Thursday, October 2, 2008

Bring on the Ting Mong

The male Ting Mong figure accepts some riel from this disabled former Army soldier
Traditionally used for raising funds by pagodas, important festivals like P'chum Ben see the appearance of the larger-than-life puppets with giant heads known as Ting Mong, hence it was no surprise to see them at Wat Han Chey, 20kms north of Kompong Cham city on Sunday. Accompanying the monks on their walk to the vihara, and amidst a cacophony of drums, whistles and clashing cymbals, the Ting Mong danced and pranced their way amongst the large crowd of onlookers, collecting small riel notes and drawing lots of laughter and giggles, especially from the children. Rooted in the animist beliefs of many Khmers, they are an important facet of Cambodian culture and despite their playful antics, these traditional clowns form a bridge between the spirit forces and their Buddhist beliefs.
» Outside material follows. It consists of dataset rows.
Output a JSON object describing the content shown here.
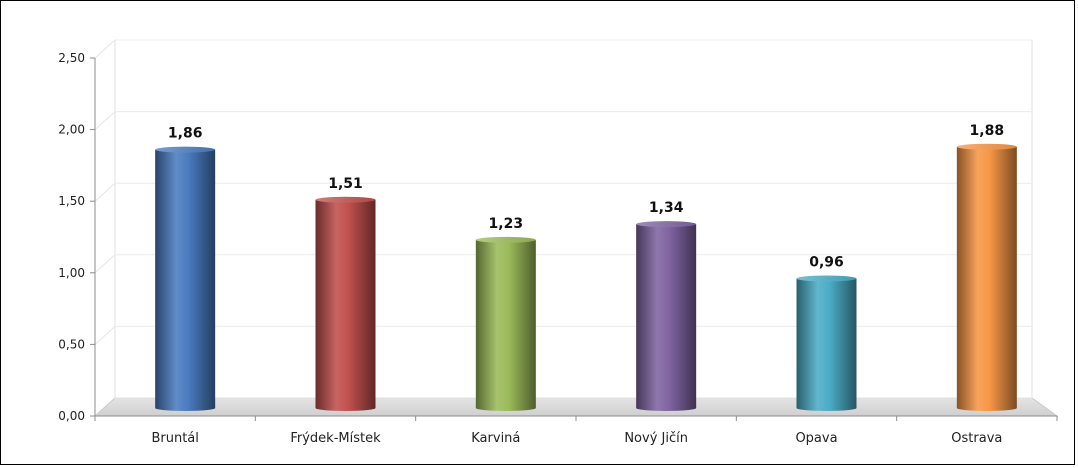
{
  "chart_data": {
    "type": "bar",
    "categories": [
      "Bruntál",
      "Frýdek-Místek",
      "Karviná",
      "Nový Jičín",
      "Opava",
      "Ostrava"
    ],
    "values": [
      1.86,
      1.51,
      1.23,
      1.34,
      0.96,
      1.88
    ],
    "value_labels": [
      "1,86",
      "1,51",
      "1,23",
      "1,34",
      "0,96",
      "1,88"
    ],
    "y_ticks": [
      "0,00",
      "0,50",
      "1,00",
      "1,50",
      "2,00",
      "2,50"
    ],
    "ylim": [
      0,
      2.5
    ],
    "title": "",
    "xlabel": "",
    "ylabel": "",
    "grid": true,
    "legend": "none",
    "colors": [
      "#4a7cc0",
      "#c0504d",
      "#9bbb59",
      "#8064a2",
      "#4bacc6",
      "#f79646"
    ]
  }
}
The male and female figures, with papier-mache heads and wooden hands, were accompanied by smaller characters including the monkey-boy and would perform a short dance at the promise of a cash windfall. They brought a smile to everyone's lips.
This small girl looked terrified by the two Ting Mong figures in front of her
Accompanied by monkey-boy, the two brightly-dressed Ting Mong figures danced through the crowds
These two Ting Mong figures at Wat Han Chey mercilessly teased the disabled boy sat on the ground, but he responded by lifting up the female's dress! The crowd loved it.